Note that in the example FMT=101, and 101 is the label of our format statement:
format(1x, *(g0, ", "))
what this does is: "1x" insert a white space at the beginning of the row; the "*" is used for unlimited format repetition, which means that the format in the following parentheses is repeated for all the data left in the object we are printing (i.e. all elements in the matrix's row). Thus, each row number is formatted as: 'g0, ", "'.
g is a general format descriptor that handles floats as well as characters, logicals and integers; the trailing 0 basically means: "use the least amount of space needed to contain the object to be formatted" (avoids unnecessary spaces). Then, after the formatted number, we require the comma plus a space: **", ". This produces our comma-separated values for a row of the matrix (you can use other separators instead of "," if you need). We repeat for every row and that's it.

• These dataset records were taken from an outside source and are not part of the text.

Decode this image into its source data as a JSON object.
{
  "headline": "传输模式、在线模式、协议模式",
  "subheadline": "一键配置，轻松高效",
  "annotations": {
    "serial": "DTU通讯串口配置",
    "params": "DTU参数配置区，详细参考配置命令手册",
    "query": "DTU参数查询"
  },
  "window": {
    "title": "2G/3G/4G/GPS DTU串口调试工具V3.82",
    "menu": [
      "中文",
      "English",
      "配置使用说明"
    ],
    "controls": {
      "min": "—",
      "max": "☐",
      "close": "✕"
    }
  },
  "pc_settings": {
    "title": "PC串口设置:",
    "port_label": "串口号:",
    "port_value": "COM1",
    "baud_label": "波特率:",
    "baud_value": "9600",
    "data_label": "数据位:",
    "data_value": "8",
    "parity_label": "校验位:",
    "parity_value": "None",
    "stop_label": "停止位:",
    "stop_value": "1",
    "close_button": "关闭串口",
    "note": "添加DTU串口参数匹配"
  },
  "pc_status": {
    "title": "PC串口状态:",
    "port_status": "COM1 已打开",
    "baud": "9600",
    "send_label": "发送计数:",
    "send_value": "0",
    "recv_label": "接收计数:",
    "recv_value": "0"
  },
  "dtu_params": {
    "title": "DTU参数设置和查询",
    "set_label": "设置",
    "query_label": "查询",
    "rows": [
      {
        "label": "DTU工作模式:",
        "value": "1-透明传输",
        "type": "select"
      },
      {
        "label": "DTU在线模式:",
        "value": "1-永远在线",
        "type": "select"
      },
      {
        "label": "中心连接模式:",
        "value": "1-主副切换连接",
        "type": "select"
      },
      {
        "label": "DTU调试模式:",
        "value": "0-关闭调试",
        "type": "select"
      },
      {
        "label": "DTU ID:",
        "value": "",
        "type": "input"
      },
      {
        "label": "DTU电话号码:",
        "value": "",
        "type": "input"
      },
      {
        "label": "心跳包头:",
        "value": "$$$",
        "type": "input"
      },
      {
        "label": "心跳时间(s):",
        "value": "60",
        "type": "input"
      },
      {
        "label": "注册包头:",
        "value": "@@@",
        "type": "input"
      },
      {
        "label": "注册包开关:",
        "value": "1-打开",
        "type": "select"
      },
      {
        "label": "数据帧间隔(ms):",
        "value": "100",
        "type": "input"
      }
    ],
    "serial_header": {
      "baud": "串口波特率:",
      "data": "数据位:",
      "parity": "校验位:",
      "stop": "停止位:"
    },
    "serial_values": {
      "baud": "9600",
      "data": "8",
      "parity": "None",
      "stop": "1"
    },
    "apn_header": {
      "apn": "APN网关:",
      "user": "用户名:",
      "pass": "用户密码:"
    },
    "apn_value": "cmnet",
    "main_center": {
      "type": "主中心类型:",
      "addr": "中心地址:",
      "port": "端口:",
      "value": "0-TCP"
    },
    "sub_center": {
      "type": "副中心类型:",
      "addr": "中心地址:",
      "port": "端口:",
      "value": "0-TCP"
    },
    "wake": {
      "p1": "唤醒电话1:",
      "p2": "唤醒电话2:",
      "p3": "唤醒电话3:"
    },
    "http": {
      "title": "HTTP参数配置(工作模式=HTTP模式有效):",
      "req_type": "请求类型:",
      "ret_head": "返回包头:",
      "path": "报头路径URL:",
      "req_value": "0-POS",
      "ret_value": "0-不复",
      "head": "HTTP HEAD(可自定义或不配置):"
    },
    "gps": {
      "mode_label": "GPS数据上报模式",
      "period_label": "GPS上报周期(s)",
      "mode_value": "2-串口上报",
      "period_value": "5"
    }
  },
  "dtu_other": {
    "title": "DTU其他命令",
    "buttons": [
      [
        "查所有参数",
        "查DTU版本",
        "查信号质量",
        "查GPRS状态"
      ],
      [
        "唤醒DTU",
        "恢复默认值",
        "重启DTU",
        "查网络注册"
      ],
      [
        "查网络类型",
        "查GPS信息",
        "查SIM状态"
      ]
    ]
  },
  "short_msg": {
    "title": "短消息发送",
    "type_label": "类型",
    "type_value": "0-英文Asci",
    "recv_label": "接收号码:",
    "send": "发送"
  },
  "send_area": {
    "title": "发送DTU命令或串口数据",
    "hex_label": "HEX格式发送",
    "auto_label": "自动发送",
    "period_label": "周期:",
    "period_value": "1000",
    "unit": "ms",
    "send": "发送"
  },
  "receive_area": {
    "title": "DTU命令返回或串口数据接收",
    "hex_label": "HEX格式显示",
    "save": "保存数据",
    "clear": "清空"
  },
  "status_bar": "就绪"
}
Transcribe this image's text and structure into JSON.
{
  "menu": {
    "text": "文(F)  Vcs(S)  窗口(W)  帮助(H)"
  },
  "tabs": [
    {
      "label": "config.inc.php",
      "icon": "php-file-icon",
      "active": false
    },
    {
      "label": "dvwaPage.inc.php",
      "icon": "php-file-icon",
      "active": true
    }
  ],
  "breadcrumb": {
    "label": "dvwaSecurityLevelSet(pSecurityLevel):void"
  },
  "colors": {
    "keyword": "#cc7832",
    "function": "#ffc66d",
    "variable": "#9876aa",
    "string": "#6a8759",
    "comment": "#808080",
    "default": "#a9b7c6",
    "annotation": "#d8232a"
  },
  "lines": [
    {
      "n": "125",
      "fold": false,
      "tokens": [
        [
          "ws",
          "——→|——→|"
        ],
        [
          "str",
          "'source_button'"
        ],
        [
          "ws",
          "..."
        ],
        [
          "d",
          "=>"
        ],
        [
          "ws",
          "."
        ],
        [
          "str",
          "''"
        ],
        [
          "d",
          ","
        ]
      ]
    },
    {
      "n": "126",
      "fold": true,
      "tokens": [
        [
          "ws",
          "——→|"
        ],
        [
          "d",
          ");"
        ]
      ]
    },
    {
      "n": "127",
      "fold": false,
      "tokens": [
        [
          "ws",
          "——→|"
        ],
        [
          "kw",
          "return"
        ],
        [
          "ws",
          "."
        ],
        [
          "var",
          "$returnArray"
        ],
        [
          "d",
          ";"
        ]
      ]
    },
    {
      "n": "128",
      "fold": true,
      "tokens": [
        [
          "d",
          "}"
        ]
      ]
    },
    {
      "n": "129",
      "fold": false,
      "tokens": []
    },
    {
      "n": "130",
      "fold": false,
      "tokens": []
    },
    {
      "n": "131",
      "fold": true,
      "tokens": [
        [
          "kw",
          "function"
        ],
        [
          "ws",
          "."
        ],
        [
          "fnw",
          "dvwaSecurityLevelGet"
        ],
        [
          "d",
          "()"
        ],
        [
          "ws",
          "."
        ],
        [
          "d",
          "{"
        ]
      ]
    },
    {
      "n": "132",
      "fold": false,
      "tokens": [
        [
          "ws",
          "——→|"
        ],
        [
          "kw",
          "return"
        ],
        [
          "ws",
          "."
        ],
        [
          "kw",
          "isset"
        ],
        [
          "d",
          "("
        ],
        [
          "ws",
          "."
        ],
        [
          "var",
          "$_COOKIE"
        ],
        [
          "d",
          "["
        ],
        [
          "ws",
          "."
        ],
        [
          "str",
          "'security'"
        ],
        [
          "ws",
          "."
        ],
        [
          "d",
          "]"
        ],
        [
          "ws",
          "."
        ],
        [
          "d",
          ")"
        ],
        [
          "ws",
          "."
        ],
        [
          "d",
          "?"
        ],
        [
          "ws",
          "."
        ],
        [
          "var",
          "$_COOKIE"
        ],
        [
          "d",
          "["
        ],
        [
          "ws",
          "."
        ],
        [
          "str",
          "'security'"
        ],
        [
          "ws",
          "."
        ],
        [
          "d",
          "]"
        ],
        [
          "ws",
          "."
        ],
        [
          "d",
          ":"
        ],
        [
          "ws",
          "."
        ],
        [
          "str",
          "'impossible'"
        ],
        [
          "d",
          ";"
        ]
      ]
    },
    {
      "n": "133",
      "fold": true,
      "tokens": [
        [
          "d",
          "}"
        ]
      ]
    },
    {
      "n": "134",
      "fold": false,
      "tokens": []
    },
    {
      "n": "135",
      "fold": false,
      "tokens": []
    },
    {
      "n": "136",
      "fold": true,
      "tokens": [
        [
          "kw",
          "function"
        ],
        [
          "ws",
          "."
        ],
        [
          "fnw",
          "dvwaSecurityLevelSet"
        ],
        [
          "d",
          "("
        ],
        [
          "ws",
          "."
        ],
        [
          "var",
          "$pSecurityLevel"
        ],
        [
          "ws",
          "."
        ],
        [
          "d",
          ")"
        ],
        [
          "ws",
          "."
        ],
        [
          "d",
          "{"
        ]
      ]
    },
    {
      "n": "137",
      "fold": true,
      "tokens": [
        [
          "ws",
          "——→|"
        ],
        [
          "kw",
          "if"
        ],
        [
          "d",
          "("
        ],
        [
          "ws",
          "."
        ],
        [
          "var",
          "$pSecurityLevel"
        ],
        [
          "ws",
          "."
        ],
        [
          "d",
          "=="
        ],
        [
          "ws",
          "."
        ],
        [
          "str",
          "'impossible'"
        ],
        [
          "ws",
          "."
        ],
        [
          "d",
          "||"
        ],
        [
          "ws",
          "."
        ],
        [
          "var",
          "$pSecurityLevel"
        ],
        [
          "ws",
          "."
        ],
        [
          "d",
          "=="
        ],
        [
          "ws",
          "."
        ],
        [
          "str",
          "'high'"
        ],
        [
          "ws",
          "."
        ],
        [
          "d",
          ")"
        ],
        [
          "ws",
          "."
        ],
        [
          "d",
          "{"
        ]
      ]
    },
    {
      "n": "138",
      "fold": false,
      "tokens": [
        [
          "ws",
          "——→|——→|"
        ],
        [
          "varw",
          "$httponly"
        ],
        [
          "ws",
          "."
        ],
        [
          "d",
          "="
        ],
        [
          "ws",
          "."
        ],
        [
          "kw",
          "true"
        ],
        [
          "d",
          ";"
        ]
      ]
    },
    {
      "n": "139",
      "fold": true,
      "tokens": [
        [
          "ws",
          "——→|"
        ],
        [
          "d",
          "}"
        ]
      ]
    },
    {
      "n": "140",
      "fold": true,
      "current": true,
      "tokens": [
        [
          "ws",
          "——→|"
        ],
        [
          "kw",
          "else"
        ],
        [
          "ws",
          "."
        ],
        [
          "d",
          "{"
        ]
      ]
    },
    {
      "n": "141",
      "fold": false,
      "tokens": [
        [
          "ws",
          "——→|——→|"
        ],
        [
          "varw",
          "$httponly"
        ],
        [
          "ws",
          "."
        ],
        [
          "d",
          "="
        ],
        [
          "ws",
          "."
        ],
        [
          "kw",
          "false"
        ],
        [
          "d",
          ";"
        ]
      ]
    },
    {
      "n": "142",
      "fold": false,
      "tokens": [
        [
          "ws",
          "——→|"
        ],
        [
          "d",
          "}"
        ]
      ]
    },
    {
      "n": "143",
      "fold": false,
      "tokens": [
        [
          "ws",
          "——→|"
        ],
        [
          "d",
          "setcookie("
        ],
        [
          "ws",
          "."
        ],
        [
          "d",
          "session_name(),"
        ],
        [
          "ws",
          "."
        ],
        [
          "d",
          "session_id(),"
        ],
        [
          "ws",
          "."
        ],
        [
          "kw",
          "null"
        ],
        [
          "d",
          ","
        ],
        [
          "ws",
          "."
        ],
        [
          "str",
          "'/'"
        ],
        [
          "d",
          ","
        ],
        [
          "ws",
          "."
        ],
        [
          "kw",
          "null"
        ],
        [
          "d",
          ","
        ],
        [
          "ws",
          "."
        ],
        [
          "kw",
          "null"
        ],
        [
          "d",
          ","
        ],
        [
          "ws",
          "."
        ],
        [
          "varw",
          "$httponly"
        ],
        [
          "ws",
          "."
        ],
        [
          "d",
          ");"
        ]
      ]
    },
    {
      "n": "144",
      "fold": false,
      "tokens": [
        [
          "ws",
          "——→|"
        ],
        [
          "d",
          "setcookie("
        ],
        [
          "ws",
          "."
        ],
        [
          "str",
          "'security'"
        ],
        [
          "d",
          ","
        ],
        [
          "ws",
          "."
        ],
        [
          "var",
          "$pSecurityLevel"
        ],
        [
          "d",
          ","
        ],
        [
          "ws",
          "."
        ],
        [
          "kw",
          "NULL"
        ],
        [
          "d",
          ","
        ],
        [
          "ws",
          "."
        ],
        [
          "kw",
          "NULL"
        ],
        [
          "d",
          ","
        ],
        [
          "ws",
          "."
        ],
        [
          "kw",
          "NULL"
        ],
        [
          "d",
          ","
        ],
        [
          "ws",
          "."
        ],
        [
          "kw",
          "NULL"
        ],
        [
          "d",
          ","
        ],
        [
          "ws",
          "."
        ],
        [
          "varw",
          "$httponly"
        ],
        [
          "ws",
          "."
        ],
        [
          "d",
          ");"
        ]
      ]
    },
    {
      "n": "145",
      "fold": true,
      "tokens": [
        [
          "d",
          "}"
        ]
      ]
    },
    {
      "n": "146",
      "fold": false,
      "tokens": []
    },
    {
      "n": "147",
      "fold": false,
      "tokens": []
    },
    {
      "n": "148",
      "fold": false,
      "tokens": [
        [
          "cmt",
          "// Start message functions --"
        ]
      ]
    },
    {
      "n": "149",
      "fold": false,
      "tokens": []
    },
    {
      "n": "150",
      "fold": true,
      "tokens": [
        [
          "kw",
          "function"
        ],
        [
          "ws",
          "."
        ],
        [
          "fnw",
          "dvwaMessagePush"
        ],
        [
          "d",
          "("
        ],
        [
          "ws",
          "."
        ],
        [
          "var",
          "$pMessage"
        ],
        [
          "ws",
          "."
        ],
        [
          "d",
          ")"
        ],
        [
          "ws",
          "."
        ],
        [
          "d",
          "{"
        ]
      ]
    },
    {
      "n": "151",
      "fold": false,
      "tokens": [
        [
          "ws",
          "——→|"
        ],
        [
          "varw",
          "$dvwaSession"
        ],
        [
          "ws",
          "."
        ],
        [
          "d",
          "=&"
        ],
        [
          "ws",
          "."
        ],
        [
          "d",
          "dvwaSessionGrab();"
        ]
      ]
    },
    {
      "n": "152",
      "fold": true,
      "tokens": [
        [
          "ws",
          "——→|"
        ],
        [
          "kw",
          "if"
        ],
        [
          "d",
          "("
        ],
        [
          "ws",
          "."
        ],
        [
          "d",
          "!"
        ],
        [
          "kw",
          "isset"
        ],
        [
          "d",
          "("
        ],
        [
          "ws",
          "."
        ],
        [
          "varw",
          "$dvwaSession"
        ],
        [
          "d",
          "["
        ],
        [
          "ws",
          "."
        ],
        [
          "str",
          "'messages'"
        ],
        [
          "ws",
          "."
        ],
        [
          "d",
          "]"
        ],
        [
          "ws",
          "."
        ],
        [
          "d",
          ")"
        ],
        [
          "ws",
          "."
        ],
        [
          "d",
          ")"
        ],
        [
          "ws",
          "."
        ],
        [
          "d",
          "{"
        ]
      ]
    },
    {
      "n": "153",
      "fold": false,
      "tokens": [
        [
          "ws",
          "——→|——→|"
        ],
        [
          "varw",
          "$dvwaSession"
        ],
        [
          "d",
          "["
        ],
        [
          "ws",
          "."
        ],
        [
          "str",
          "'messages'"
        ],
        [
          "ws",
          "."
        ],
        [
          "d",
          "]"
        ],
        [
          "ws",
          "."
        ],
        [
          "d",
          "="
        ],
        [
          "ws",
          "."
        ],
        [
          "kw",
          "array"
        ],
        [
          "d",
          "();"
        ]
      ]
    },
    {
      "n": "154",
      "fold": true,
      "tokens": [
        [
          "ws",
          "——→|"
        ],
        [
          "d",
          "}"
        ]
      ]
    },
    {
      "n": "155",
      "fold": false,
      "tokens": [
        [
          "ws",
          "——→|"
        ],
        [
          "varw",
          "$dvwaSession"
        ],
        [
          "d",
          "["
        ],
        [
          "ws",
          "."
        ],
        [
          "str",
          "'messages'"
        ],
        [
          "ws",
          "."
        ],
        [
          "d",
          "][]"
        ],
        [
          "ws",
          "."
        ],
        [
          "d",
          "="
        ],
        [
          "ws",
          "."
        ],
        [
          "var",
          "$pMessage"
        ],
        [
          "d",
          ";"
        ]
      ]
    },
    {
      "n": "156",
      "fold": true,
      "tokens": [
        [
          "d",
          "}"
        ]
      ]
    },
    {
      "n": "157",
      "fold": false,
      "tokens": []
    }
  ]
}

(The spaces in the format are not really needed, thus one could use format(*(g0,","))
Reference: Metcalf, M., Reid, J., & Cohen, M. (2018). Modern Fortran Explained: Incorporating Fortran 2018. Oxford University Press.
Tens seconds work with a search engine finds me the FLIBS library, which includes a module called csv_file which will write strings, scalars and arrays out is CSV format.